Interesting to note:

  • The Department of Justice (DOJ) launched its testing program in 1992. Since then, the DOJ has recruited and trained over 1,000 employees to pose as testers.

Tuesday, November 24, 2009

Landlord May Take a Bath for Refusing to Allow Modification of One

After refusing to let a tenant modify her bathroom to make it more accessible, a Brooklyn, New York landlord has finally come clean. But the delay was costly, as the landlord now faces $80,000 in damages for the alleged harm he caused by taking nearly two years to grant the tenant's reasonable modification request under the Fair Housing Act.

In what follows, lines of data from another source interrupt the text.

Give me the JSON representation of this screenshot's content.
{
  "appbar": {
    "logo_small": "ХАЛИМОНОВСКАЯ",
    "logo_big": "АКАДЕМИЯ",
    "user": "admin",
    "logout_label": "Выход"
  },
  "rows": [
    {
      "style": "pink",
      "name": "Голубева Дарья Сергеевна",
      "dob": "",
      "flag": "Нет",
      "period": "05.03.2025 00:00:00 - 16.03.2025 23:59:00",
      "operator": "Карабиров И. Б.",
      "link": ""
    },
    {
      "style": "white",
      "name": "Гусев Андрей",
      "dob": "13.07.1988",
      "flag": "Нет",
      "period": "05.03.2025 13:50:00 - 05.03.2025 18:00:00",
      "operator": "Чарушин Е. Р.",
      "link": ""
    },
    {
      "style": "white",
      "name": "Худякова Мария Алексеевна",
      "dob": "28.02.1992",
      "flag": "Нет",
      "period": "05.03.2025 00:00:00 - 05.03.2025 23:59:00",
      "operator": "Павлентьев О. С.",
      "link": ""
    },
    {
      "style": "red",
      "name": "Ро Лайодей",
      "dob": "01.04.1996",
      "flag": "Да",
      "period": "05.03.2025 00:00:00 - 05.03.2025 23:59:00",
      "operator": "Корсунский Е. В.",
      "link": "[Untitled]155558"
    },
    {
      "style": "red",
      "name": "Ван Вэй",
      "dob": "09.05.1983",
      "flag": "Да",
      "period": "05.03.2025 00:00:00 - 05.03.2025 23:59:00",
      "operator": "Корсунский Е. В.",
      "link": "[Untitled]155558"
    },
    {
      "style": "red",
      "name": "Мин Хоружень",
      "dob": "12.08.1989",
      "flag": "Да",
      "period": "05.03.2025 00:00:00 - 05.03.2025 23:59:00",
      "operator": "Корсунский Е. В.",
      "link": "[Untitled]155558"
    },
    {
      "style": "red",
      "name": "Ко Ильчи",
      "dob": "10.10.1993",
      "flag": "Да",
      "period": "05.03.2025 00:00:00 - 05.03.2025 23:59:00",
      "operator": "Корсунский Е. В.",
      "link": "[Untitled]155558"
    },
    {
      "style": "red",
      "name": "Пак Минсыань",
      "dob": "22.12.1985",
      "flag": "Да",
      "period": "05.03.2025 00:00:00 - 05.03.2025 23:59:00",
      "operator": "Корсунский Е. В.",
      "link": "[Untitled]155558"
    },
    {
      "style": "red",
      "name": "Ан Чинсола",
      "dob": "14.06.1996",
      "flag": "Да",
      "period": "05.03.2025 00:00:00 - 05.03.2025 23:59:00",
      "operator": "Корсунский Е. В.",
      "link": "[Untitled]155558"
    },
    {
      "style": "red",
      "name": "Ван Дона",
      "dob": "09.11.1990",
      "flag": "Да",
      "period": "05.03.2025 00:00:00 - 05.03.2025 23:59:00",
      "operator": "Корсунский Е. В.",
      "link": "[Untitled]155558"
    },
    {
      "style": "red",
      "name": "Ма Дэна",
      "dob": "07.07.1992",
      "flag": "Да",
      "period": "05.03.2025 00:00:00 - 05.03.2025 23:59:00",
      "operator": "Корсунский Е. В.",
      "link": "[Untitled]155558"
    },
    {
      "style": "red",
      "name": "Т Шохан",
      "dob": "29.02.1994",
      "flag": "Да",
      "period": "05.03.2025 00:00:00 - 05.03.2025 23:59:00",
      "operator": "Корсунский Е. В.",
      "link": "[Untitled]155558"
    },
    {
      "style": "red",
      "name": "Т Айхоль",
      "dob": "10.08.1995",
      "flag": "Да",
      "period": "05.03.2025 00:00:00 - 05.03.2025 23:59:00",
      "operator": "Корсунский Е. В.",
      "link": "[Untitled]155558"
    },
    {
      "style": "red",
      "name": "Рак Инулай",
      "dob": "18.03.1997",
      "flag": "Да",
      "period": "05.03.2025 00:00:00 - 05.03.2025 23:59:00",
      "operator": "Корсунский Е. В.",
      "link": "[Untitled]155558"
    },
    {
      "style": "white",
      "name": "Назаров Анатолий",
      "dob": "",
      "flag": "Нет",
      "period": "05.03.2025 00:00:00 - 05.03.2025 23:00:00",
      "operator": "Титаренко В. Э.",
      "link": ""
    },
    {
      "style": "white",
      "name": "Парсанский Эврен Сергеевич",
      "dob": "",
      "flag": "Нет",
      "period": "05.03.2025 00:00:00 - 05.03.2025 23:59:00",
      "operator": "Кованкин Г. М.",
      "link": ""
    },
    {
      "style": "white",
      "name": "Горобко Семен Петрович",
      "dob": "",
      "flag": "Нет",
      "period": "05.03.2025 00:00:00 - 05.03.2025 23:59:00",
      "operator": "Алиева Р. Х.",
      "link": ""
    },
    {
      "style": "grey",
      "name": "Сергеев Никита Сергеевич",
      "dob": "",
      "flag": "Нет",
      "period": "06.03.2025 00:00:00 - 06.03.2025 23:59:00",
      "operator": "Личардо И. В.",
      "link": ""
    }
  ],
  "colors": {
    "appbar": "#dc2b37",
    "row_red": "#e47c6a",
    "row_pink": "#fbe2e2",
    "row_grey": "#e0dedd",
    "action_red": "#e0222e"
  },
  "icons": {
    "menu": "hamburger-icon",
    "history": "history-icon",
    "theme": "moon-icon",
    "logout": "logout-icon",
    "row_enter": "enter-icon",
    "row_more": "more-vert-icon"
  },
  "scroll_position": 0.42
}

The tenant, who suffered from emphysema, heart disease, sciatica, and rheumatoid arthritis, had requested a walk-in shower to replace the bathtub. She explained in numerous letters to the landlord that she needed the modification for her disability. As The New York Post reported, United Cerebral Palsy agreed to install the more accessible shower for free, and so the replacement would cost the landlord nothing.

As the landlord continued to ignore the tenant's requests, she reportedly often had to travel from her third-floor walk-up several blocks to bathe at her daughter's house. When finally reached for comment, the landlord pointed out that the tenant doesn't pay much for her rent-controlled apartment, and suggested she move to a nursing home.

An administrative law judge didn't buy it. On September 25, the judge ordered the landlord to pay a $50,000 penalty plus $30,000 to the tenant for her mental suffering, and to install the requested shower at the landlord's own expense.

When the tenant returned home from a hospital visit recently, she found the shower she had requested. Although this incident may one day become water under the bridge, this landlord isn't likely to forget that federal law requires landlords to consider requests that disabled tenants make for modifications to their apartments, and then grant them if they're reasonable.

Tuesday, November 3, 2009

LANDMARK: Landlords Agree to Largest-Ever DOJ Rental Housing Discrimination Settlement

The U.S. Department of Justice (DOJ) announced it filed a proposed consent order to obtain the largest-ever settlement in connection with a rental housing discrimination lawsuit.

Los Angeles Clippers owner and landlord Donald Sterling, his wife Rochelle Sterling, the Sterling Family Trust, and The Korean Land Company, L.L.C. have agreed, without admitting liability or wrongdoing, to pay $2.725 million to settle allegations that they violated the Fair Housing Act by discriminating based on race, national origin, and familial status at apartment buildings they own and manage in Los Angeles.

The complaint, filed in August 2006, alleged that the defendants discriminated against non-Korean prospects and tenants in connection with renting apartments in the Koreatown section of Los Angeles; discriminated against black prospects and tenants in connection with renting apartments in the Beverly Hills section of Los Angeles; and discriminated against families with children throughout the buildings they own or manage in Los Angeles.

In addition to the record monetary award and civil penalty, the consent order, if approved, would require the defendants to obtain fair housing training for employees and monitor their compliance, and maintain non-discriminatory practices and procedures.

The defendants own and manage approximately 119 apartment buildings comprising 5,706 apartments in Los Angeles County. This settlement would also resolve two related lawsuits filed by former tenants at one of their properties.